The change comes amidst growing concern over an already-strained national power supply and its ability to tolerate the increased winter load.
The Minister is reported to have approved a deviation from the existing Integrated Resource Plan 2010-2013 (IRP 2010-2030) for licensing of operation for generation facilities ranging above 1MW to 10MW to enable applicants for a generation licence to meet the requirements of section 10(2)(g) of the Electricity Regulation Act (No 4 of 2006) (the Act).
This is a welcome development for the local energy market and will remove a significant legal hurdle that is currently being faced by the National Energy Regulator (NERSA) when processing generation licence applications.
Difficulties & delays
A significant number of projects have stalled in the development phase as a result of difficulties and delays associated with obtaining a generation licence. The main obstacle has been the inability to satisfy the requirements of section 10(2)(g) of the Act which requires an applicant to either comply with the IRP, or to obtain approval from the Minister of Energy to deviate from it.

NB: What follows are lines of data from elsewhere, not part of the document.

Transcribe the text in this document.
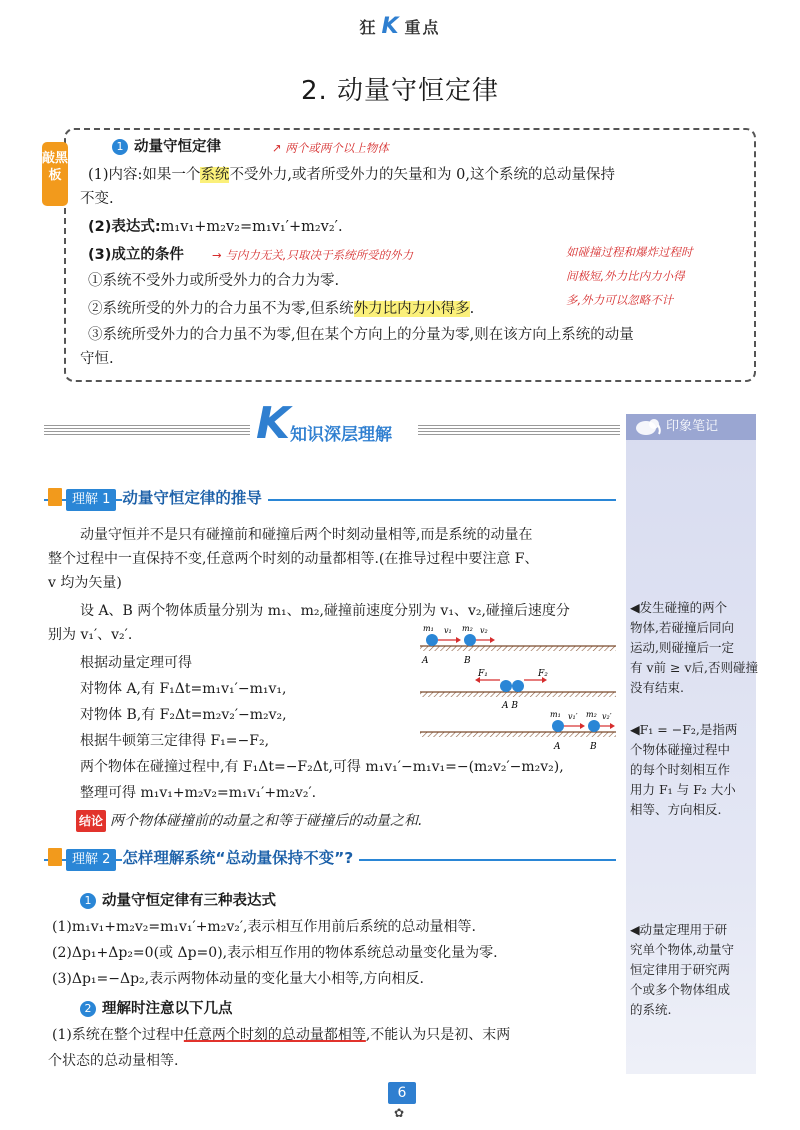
狂 K 重点
2. 动量守恒定律
敲黑板
1 动量守恒定律	↗ 两个或两个以上物体
(1)内容:如果一个系统不受外力,或者所受外力的矢量和为 0,这个系统的总动量保持
不变.
(2)表达式:m₁v₁+m₂v₂=m₁v₁′+m₂v₂′.
(3)成立的条件 → 与内力无关,只取决于系统所受的外力	如碰撞过程和爆炸过程时
间极短,外力比内力小得
多,外力可以忽略不计
①系统不受外力或所受外力的合力为零.
②系统所受的外力的合力虽不为零,但系统外力比内力小得多.
③系统所受外力的合力虽不为零,但在某个方向上的分量为零,则在该方向上系统的动量
守恒.
K 知识深层理解	印象笔记
◀发生碰撞的两个
物体,若碰撞后同向
运动,则碰撞后一定
有 v前 ≥ v后,否则碰撞
没有结束.
◀F₁ = −F₂,是指两
个物体碰撞过程中
的每个时刻相互作
用力 F₁ 与 F₂ 大小
相等、方向相反.
◀动量定理用于研
究单个物体,动量守
恒定律用于研究两
个或多个物体组成
的系统.
理解 1 动量守恒定律的推导
动量守恒并不是只有碰撞前和碰撞后两个时刻动量相等,而是系统的动量在
整个过程中一直保持不变,任意两个时刻的动量都相等.(在推导过程中要注意 F、
v 均为矢量)
设 A、B 两个物体质量分别为 m₁、m₂,碰撞前速度分别为 v₁、v₂,碰撞后速度分
别为 v₁′、v₂′.
根据动量定理可得
对物体 A,有 F₁Δt=m₁v₁′−m₁v₁,
对物体 B,有 F₂Δt=m₂v₂′−m₂v₂,
根据牛顿第三定律得 F₁=−F₂,
两个物体在碰撞过程中,有 F₁Δt=−F₂Δt,可得 m₁v₁′−m₁v₁=−(m₂v₂′−m₂v₂),
整理可得 m₁v₁+m₂v₂=m₁v₁′+m₂v₂′.
结论 两个物体碰撞前的动量之和等于碰撞后的动量之和.
m₁ v₁ m₂ v₂
A	B
F₁	F₂
A B
m₁ v₁′ m₂ v₂′
A	B
理解 2 怎样理解系统“总动量保持不变”?
1 动量守恒定律有三种表达式
(1)m₁v₁+m₂v₂=m₁v₁′+m₂v₂′,表示相互作用前后系统的总动量相等.
(2)Δp₁+Δp₂=0(或 Δp=0),表示相互作用的物体系统总动量变化量为零.
(3)Δp₁=−Δp₂,表示两物体动量的变化量大小相等,方向相反.
2 理解时注意以下几点
(1)系统在整个过程中任意两个时刻的总动量都相等,不能认为只是初、末两
个状态的总动量相等.
6
✿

Given that the now-outdated IRP does not necessarily allocate MWs for such generation facilities, applicants have to approach the Minister for approval and NERSA has been unable to proceed without such approval(s). The Minister, in turn, was faced with the impossible task of determining which projects to approve whilst in the process of updating the IRP, leading the then Minister to issue a moratorium on the grant of any deviation approvals for an extended period of time.
In the event that there is an all-encompassing ministerial approval from a deviation to comply with the IRP for generation facilities ranging between 1MW and 10MW as proposed by the Minister, NERSA will be able to proceed with considering and processing licence applications for those projects that meet the remainder of the requirements in the Act, without having to wait for the approval of the Minister.
A positive step
This announcement goes a long way to addressing the frustrations experienced in the market as a result of the delay to the issue of the final updated IRP and will certainly facilitate the current growth of the private energy sector. This should result in a number of projects that are currently delayed being able to move forward.
It will be interesting to see how the Minister reconciles the number of MWs to be installed under licences granted pursuant to this ministerial approval, with the MW allocation made available for generation facilities with an installed capacity of between 1MW and 10MW in the updated IRP, once finalised.